The composition ratio of Eubacterium hallii, Clostridium disporicum, and Butyrate-producing bacterium GM2.1 in the GDM group was 0.9%, 0.1%, and 0.03%, respectively. Although the composition of these bacteria is relatively small, they were nevertheless enriched in the GDM group. As a reference, these bacteria have been linked to possible disease mechanisms identified in previous studies. For example, the lactic acid or butyrate produced by bacteria can regulate intestinal permeability and induce intestinal inflammation, thereby leading to the occurrence of diabetes [40, 41]. Clostridium disporicum and other bacteria are characterized as producers of the cell wall component lipopolysaccharide (LPS), and by increasing intestinal permeability, dysregulation of the intestinal flora has been shown promote increases in levels of LPS entering the systemic circulation, thereby leading to inflammation and metabolic dysfunction [42]. In addition, the findings of studies on intestinal microbial function have indicated that LPS biosynthesis and export are involved in the regulation of blood glucose levels [39]. This will accordingly be a focus of future research to further investigate the mechanisms whereby intestinal microbes influence the occurrence and development of disease, thereby enabling the development of effective interventions.

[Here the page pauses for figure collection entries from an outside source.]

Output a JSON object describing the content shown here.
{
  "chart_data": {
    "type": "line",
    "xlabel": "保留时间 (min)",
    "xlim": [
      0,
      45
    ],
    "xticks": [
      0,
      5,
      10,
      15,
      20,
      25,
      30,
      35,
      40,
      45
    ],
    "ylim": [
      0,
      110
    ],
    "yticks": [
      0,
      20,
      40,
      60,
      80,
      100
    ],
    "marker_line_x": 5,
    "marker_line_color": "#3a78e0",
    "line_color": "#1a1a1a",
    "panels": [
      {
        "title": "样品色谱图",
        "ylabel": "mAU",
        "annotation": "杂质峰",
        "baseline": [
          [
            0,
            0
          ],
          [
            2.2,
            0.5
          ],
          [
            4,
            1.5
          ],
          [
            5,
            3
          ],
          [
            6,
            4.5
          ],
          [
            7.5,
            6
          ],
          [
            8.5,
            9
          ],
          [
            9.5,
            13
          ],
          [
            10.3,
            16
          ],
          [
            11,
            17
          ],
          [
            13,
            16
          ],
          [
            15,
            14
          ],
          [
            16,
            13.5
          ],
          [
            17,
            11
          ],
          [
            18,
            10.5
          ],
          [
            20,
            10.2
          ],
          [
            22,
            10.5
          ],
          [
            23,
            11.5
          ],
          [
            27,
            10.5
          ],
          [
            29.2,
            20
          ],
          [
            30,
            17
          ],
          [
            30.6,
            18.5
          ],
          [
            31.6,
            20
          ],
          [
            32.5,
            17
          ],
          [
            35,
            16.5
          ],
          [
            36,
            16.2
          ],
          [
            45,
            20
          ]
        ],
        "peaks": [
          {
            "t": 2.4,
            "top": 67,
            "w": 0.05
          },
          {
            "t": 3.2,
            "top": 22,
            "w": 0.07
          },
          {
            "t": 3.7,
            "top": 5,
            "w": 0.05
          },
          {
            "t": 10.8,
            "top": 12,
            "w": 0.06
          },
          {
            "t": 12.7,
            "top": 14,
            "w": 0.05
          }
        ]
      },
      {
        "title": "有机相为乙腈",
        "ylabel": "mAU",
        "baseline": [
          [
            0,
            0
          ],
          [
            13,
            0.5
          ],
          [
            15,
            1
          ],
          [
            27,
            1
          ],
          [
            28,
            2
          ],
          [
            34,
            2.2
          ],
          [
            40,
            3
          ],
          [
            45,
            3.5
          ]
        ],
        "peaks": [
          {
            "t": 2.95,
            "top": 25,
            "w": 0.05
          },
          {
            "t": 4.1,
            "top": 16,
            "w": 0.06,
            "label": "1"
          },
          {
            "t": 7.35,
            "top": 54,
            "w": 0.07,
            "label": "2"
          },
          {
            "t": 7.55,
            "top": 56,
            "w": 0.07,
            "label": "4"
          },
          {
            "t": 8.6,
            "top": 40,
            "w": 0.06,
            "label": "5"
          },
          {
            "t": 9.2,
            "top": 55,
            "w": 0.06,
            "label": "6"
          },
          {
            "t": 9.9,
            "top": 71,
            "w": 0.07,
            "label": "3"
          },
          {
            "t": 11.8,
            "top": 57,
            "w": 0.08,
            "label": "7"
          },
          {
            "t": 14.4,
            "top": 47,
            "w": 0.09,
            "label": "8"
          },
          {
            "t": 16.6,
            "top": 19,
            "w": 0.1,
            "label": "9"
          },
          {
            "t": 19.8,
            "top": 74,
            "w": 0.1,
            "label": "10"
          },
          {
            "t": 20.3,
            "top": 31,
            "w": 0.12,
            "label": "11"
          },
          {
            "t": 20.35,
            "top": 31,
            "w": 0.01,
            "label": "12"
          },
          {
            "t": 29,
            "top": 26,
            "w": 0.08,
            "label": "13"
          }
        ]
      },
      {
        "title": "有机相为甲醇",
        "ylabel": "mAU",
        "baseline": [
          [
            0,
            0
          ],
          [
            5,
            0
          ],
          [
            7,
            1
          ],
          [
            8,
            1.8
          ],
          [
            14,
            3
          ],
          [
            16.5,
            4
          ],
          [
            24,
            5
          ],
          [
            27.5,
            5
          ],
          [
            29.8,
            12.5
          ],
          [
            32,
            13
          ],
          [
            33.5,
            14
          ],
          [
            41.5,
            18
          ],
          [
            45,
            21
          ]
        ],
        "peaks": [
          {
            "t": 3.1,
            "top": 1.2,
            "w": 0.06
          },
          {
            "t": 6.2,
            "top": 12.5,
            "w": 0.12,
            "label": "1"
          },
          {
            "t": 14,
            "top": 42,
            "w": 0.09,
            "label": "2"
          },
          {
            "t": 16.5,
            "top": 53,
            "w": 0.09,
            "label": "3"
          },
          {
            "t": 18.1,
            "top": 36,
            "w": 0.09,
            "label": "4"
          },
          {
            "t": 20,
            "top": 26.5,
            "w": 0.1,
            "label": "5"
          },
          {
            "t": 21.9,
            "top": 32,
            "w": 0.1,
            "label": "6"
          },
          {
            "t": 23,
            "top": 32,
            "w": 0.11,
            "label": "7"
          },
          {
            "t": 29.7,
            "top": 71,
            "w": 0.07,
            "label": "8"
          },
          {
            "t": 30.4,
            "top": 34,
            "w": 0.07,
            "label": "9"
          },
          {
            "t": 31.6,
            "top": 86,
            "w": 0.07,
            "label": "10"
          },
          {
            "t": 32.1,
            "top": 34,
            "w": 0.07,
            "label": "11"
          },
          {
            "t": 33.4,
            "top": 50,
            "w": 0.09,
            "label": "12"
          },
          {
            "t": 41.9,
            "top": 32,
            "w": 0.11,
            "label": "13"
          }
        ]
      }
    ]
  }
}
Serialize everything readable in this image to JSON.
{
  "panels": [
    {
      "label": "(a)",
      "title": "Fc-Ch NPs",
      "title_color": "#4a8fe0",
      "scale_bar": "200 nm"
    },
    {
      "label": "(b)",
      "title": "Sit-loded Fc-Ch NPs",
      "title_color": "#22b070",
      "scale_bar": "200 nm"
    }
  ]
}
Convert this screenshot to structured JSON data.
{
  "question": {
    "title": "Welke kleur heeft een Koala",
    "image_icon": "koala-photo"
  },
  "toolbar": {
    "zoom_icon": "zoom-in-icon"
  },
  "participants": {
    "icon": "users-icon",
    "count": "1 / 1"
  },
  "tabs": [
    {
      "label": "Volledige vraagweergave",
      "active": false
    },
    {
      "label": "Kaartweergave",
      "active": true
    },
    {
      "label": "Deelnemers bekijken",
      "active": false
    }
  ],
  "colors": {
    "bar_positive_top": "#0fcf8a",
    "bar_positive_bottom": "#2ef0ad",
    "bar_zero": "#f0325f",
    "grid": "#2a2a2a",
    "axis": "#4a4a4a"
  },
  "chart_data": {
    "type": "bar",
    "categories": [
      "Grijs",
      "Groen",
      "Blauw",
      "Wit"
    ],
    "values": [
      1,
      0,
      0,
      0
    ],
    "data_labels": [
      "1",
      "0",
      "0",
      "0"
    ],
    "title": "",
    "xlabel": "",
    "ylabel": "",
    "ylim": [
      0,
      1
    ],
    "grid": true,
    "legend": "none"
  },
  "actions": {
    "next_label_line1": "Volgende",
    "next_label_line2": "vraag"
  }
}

Among the limitations of this study was the fact that stool samples were not collected from the assessed populations during the early stages of pregnancy, and consequently, although AUC values could be used to explain the difference between different populations, we were unable to identify candidate predictor bacteria during early pregnancy. In addition, all the subjects assessed in this study were recruited from a single institute, and thus prior to commencing further clinical studies, additional large-scale multicenter studies should be conducted to verify the findings reported herein.